Reading Online Novel

The Devil Colony(94)



Not worth our time . . .

He pushed aside that nagging voice, staring at the small dots, looking for a pattern. One or two were out west, but the exact locations were obscured by the tsunami-like wave of neutrinos from out there, a flood that washed away all details. That was why Yoshida would fail.

“Riku?”

Someone touched his shoulder. He flinched away and turned to find Dr. Janice Cooper standing behind him.

“Sorry,” Janice said—she preferred to be called Janice, though he still found such informality uncomfortable. She removed her arm from his shoulder.

He pinched his brow, trying to interpret the small muscle movements in her face, trying to connect an emotional content to them. The best he could come up with was that she was hungry, but that probably wasn’t right. Due to his Asperger’s syndrome, he was wrong too often in his assessments to trust them.

She slid a chair over, sat down, and placed a cup of green tea near his elbow. “I thought you might like this.”

He nodded, but he didn’t understand why she had to sit so close.

“Riku, we’ve been trying to figure out why this surge out west happened.”

“The Iceland bombardment of neutrinos coursed through the planet and destabilized a third source.”

“Yes, but why now? Why didn’t this deposit destabilize earlier, following the Utah spike? Iceland went critical, but not this new deposit out west. The anomaly is troubling the other physicists.”

Riku continued studying his screen. “Activation energy,” he said, and glanced to her as if this should be obvious. And it was obvious.

She shook her head. Was she disagreeing or not understanding?

He sighed. “Some chemical reactions, like nuclear reactions, require a set amount of energy to get them started.”

“Activation energy.”

He frowned. Hadn’t he just said that? But he continued: “Often the amount of energy is dependent on the volume or mass of the substrate. The deposit in Iceland must have been smaller. So the quantities of neutrinos from the Utah spike were sufficient to cause it to destabilize.”

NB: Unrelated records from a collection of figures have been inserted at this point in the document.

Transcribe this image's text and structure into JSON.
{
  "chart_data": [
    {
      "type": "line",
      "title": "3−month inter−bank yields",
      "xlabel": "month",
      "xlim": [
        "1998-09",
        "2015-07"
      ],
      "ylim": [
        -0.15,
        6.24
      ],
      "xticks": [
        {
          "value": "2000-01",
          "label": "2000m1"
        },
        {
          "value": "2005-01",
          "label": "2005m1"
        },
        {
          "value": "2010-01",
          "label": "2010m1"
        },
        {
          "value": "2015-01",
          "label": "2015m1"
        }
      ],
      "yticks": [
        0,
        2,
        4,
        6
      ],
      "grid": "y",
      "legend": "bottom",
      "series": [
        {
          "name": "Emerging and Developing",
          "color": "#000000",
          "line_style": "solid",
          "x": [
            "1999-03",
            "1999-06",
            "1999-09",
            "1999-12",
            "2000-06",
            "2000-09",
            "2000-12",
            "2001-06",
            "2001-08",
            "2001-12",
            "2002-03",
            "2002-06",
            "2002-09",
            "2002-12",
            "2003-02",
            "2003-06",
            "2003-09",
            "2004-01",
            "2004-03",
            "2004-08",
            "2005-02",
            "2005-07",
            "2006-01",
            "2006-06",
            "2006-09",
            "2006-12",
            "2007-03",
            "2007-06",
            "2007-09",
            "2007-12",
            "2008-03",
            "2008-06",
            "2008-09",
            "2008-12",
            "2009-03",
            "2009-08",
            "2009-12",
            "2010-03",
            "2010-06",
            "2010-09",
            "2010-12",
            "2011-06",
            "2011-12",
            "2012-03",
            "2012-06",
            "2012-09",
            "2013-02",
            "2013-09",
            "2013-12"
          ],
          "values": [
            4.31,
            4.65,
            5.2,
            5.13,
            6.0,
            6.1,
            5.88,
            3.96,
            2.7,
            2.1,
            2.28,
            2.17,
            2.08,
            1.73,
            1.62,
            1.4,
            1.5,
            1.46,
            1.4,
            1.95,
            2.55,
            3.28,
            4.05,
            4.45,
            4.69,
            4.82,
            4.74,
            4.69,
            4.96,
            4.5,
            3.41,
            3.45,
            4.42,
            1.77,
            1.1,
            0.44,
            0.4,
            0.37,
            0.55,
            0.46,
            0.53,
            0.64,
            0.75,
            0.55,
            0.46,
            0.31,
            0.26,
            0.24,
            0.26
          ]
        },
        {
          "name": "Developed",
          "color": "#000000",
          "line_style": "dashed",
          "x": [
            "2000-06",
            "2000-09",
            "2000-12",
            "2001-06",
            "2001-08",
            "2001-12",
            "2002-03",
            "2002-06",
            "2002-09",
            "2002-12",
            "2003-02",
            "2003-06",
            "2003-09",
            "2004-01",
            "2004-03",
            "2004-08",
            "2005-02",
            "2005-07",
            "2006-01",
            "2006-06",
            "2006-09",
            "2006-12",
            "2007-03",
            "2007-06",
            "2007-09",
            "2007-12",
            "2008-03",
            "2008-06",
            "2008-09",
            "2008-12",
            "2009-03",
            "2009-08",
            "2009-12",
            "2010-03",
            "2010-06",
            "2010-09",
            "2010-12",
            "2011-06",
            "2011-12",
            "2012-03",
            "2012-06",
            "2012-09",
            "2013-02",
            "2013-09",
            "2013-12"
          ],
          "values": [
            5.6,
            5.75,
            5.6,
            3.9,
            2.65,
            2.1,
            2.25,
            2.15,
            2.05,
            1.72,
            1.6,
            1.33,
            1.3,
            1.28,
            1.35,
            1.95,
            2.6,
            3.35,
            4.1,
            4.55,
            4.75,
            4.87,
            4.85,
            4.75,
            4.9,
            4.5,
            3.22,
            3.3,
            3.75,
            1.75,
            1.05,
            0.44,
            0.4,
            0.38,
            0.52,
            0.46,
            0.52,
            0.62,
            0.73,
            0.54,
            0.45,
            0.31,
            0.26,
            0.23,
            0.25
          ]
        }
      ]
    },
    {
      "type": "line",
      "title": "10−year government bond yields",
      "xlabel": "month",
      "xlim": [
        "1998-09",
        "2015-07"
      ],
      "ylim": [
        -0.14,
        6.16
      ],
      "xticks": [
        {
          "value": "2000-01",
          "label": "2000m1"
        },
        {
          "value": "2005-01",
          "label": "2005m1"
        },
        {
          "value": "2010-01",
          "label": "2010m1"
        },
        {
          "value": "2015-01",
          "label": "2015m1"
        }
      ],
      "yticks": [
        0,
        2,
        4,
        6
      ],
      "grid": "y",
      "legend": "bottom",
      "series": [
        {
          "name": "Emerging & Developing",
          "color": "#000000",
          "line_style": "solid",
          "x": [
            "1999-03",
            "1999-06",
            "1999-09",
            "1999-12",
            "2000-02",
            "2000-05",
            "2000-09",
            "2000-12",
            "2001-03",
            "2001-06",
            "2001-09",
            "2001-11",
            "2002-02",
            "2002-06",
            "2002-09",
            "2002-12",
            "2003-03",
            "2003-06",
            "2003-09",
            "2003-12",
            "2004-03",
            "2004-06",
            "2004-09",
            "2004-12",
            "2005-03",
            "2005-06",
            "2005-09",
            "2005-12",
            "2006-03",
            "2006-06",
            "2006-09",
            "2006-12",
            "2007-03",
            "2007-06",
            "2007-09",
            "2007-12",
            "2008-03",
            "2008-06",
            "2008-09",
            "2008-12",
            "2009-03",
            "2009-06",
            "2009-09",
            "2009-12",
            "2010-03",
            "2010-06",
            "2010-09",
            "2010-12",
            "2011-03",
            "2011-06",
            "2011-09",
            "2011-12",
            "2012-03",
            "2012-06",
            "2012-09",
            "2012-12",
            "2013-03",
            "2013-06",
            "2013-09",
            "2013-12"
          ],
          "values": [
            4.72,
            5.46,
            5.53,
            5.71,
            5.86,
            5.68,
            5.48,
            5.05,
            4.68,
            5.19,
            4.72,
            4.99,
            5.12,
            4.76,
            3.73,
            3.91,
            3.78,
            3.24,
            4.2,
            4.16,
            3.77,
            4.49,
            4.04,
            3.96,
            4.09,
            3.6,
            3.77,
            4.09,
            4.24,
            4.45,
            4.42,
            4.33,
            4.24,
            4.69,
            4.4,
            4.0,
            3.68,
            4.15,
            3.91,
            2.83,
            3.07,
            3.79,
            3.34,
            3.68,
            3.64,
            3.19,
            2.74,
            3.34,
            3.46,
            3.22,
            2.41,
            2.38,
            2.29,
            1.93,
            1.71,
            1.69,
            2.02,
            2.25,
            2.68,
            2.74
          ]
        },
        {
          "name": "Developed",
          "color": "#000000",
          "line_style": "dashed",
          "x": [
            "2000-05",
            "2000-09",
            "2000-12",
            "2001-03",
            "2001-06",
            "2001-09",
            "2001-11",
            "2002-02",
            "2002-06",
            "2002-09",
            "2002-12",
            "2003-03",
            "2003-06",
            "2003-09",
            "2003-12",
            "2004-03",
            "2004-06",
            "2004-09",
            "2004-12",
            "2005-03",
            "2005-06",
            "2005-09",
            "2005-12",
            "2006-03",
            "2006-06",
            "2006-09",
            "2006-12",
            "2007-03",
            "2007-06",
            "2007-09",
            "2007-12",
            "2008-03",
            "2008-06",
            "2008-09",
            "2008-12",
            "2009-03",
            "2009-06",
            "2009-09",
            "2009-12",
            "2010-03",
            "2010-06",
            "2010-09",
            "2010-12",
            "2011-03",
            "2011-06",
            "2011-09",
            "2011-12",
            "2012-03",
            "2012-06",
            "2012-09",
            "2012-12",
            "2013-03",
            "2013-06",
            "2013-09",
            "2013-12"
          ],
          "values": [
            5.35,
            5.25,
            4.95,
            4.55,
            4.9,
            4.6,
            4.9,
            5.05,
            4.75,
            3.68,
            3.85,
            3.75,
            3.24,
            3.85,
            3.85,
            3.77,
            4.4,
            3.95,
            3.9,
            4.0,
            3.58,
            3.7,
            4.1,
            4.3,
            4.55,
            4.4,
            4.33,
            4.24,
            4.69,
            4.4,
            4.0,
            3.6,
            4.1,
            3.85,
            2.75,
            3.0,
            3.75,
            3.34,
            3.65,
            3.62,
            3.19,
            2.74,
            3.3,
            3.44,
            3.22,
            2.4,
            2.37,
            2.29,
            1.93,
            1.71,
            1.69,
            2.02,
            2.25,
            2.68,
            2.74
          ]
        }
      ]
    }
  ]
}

She nodded. “But the neutrino burst from Iceland was much larger. Enough to destabilize the deposit out west. To light that fatter fuse out there. If you’re right, this would mean that the western deposit must be much bigger.”

Again, hadn’t he just made that clear?

“It should be 123.4 times larger.” Just speaking the numbers helped calm him. “That is, of course, if there is an exact one-to-one correlation between neutrino generation and mass.”

Her face went a bit paler as he gave this assessment.

Uncomfortable, he turned back to his screen, to his own puzzle, to the tiny flickers of neutrinos.

“What do you think those smaller emissions are?” Janice asked after a long moment of welcome silence.

Riku closed his eyes to think, enjoying the puzzle. He pictured the neutrinos flying out, igniting the fuses of the unstable deposits, but when they hit the smaller targets, all they did was excite them, triggering minibursts.

“They can’t be the same as the unstable substance. The pattern is not consistent. I don’t see any parallelism. Instead, I think these blip marks are a substance related to those deposits but not identical to them.”

He leaned closer and reached to the screen but dared not touch it. “Here’s one in Belgium. One or two again out in the Western United States—but they’re obscured by the new burst. And an especially strong response from a location in the Eastern United States.”

Janice shifted forward. “Kentucky . . .”

Before he could fathom why she had to lean so close, his world shattered. Sirens blared, red lamps flashed along the walls. The noise cut through his earplugs like knives. He slammed his palms over his ears. To the side, the others began to yell and gesture. Again he could divine no meaning from their faces.

What is happening?

On the far side of the room, the elevator doors opened. Figures in black gear burst forth, spreading wide. They had rifles in their grips. The head-splitting rat-a-tat of their weapons drove him to the floor—not to dodge the barrage of bullets, but to flee the noise.

Screams only made it worse.

From beneath his desk, he saw Yoshida fall and roll. A large chunk of his skull was missing. Blood was pouring from his head. Riku could not take his eyes off the spreading pool.

Then someone grabbed him. He fought, but it was Janice. She snatched a handful of his lab jacket and dragged him around his desk. She pointed her arm toward a side exit. It led to an open cavernous space, a former mine, but now home to the Super-Kamiokande detector.

He understood. They had to flee the lab. It was death to remain hiding here. As if to underscore this thought, he heard the pop-pop of rifle fire. The invaders were killing everyone.